Amar"s Blog

Sep 1, 2007

Making sense of standard deviation

I love the feeling of getting to understand a seemingly abstract concept in intuitive, real-world terms. It means you can comfortably and freely use it in your head to analyse and understand things and to make predictions. No formulas, no paper, no Greek letters. It’s the basis for effective analytical thinking. The best measure of whether you’ve “got it” is how easily you can explain it to someone and have them understand it to the same extent. I think I recently reached that point with understanding standard deviation, so I thought I’d share those insights with you.
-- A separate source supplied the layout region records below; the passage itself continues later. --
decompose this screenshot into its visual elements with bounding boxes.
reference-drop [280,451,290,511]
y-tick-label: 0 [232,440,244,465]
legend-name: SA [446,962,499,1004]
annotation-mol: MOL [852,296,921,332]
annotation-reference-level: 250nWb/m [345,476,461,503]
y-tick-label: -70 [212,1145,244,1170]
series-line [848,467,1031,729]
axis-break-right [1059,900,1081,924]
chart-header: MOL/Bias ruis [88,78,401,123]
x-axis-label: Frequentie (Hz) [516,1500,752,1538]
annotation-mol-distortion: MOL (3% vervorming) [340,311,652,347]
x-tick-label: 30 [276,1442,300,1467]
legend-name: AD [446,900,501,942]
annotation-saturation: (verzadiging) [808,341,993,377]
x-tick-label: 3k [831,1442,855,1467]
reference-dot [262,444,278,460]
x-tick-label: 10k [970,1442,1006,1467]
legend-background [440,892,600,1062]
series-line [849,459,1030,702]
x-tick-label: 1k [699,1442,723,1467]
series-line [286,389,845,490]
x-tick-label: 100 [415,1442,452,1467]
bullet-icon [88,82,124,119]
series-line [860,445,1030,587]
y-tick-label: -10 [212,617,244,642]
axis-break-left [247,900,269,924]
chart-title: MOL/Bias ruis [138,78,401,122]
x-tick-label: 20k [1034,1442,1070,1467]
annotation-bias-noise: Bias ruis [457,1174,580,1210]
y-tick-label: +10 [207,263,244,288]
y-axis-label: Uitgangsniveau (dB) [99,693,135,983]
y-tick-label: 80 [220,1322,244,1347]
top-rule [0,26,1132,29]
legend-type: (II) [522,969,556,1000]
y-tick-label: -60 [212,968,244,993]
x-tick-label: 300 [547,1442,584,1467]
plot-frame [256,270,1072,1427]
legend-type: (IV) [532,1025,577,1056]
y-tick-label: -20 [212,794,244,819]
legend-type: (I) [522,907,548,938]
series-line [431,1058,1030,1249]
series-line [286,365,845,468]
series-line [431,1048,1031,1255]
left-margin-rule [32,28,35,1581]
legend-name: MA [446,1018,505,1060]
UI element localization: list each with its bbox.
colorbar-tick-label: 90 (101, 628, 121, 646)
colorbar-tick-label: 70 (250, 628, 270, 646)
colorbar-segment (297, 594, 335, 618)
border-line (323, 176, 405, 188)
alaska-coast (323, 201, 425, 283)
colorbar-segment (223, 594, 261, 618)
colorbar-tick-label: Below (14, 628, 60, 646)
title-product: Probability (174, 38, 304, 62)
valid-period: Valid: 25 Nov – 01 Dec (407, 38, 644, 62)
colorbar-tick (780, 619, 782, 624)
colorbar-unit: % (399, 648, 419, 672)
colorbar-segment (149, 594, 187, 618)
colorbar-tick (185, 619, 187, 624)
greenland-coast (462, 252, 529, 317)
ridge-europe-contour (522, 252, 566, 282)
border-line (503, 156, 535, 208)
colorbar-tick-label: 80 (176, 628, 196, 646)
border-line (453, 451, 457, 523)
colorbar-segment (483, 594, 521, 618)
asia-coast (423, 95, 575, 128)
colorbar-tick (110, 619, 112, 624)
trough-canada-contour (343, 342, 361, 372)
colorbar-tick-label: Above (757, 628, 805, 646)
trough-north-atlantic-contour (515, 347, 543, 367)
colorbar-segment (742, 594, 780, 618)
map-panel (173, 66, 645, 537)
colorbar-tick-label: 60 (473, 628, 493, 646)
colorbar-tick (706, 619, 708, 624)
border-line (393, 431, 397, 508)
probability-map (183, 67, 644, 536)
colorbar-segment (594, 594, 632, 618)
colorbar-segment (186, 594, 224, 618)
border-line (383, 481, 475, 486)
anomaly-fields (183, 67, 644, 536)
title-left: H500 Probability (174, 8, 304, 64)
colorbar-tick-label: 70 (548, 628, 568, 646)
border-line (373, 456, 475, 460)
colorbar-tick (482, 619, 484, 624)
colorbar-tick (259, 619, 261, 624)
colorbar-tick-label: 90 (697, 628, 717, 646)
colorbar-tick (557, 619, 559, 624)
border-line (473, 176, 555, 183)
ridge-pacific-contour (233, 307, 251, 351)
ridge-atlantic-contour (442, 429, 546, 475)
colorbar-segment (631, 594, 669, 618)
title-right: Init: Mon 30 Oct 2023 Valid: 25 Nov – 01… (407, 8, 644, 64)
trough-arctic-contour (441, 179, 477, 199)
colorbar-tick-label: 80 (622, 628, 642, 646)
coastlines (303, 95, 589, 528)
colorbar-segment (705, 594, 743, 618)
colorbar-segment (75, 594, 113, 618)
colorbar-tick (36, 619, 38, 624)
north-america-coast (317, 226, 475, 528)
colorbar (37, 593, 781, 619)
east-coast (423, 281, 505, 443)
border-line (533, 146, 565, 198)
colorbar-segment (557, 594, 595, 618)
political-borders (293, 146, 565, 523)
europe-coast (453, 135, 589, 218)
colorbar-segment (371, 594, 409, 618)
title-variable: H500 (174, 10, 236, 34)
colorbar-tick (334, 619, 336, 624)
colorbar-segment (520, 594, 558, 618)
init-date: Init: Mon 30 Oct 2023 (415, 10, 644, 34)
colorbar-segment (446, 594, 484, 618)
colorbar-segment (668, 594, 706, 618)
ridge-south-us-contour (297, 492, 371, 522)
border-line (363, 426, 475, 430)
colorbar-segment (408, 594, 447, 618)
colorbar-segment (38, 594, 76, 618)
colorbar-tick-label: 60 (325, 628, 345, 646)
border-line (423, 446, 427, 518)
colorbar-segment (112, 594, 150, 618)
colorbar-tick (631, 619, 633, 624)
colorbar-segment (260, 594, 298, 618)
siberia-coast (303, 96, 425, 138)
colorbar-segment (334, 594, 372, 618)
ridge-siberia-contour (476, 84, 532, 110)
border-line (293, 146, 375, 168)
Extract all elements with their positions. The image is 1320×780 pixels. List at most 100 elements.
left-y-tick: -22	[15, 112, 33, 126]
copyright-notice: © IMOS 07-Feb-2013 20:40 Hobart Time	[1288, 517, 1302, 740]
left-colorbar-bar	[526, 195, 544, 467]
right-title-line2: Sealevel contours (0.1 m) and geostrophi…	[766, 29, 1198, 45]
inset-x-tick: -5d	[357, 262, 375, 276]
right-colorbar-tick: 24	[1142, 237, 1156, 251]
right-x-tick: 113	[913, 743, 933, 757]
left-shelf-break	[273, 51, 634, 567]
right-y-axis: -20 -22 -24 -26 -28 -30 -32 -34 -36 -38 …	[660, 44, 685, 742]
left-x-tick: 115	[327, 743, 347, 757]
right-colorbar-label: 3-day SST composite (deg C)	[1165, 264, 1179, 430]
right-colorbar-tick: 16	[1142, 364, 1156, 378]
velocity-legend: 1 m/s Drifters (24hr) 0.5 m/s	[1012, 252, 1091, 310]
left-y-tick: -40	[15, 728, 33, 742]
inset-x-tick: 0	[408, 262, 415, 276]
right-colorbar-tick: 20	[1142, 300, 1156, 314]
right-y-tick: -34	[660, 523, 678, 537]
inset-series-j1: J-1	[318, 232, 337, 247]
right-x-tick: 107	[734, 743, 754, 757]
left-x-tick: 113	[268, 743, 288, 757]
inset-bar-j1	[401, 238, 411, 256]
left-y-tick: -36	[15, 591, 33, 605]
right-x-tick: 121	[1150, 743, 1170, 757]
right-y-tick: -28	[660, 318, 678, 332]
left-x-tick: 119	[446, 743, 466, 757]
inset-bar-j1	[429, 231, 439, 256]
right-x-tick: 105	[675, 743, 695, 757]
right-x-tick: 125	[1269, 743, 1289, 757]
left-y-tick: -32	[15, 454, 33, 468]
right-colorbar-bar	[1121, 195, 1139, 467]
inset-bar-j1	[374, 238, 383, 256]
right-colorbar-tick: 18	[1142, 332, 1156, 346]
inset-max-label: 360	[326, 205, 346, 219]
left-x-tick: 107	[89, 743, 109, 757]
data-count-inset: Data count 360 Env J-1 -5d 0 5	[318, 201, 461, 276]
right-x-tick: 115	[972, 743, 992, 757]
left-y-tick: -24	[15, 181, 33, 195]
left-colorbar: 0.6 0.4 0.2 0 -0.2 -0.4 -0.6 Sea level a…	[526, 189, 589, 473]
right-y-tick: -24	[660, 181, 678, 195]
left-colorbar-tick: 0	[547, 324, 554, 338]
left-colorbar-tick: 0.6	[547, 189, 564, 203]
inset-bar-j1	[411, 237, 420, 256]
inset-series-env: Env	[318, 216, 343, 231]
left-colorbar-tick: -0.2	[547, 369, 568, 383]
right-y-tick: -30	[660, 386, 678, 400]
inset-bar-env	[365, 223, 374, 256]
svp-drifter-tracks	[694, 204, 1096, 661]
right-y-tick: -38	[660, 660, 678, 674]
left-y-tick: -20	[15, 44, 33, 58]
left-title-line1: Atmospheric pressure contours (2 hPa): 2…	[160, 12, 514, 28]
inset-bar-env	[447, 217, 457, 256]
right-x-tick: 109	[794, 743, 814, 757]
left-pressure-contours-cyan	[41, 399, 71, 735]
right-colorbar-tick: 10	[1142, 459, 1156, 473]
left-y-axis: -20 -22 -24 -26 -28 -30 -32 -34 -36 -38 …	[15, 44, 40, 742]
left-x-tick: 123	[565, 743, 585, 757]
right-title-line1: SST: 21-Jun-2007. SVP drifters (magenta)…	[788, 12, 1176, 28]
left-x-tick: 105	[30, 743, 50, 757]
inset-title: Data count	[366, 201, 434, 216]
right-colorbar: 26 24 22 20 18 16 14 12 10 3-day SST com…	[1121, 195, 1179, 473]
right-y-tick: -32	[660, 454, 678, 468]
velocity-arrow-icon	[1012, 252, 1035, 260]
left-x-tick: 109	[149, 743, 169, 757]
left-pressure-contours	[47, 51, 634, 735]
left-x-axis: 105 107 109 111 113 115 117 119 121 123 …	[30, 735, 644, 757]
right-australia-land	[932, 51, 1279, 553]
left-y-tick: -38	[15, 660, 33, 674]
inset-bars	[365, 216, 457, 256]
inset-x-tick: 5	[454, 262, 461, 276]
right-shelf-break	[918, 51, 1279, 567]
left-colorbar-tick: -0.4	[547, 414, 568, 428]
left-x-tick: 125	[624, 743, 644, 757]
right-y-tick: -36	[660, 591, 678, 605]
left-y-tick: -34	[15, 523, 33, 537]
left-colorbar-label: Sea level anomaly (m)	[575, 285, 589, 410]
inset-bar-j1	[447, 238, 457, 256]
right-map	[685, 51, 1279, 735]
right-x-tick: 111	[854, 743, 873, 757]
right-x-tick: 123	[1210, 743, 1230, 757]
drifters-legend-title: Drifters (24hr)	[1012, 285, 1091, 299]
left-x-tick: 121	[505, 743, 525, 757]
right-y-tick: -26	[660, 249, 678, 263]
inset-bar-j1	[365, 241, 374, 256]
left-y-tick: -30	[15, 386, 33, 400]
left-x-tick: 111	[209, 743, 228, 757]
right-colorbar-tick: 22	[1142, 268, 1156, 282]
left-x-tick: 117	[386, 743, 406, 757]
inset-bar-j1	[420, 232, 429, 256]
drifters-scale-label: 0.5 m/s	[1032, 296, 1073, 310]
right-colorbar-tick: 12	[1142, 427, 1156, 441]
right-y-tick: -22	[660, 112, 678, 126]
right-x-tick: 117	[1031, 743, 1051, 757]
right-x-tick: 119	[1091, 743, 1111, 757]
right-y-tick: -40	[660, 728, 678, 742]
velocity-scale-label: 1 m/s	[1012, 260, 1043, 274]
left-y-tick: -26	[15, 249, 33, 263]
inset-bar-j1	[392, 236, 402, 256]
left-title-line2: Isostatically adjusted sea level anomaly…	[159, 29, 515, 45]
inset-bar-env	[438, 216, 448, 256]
Standard deviation is one of those very useful and actually rather simple mathematical concepts that most people tend to sort-of know about, but probably don’t understand to a level where they can explain why it is used and why it is calculated the way it is. This is hardly surprising, given that good explanations are rare. The Wikipedia entry, for instance, like all entries on mathematics and statistics, is absolutely impenetrable.

First of all, what is deviation? Deviation is simply the “distance” of a value from the mean of the population that it’s part of:

Deviation

Now, it would be great to be able to summarise all these deviations with a single number. That’s exactly what standard deviation is for. But why don’t we simply use the average of all the deviations, ignoring their sign (the mean absolute deviation or, simply, mean deviation)? That would be quite easy to calculate. However, consider the following two variables (for simplicity, I will use data sets with a mean of zero in all my examples):

Standard deviation vs. mean deviation

There’s obviously more variation in the second data set than in the first, but the mean deviation won’t capture this; it’s 2 for both variables. The standard deviation, however, will be higher for the second variable: 2.24. This is the crux of why standard deviation is used. In finance, it’s called volatility, which I think is a great, descriptive name: the second variable is more volatile than the first. [Update: It turns out I wasn't being accurate here. Volatility is the standard deviation of the changes between values – a simple but significant difference.] Dispersion is another good word, but unfortunately it already has a more general meaning in statistics.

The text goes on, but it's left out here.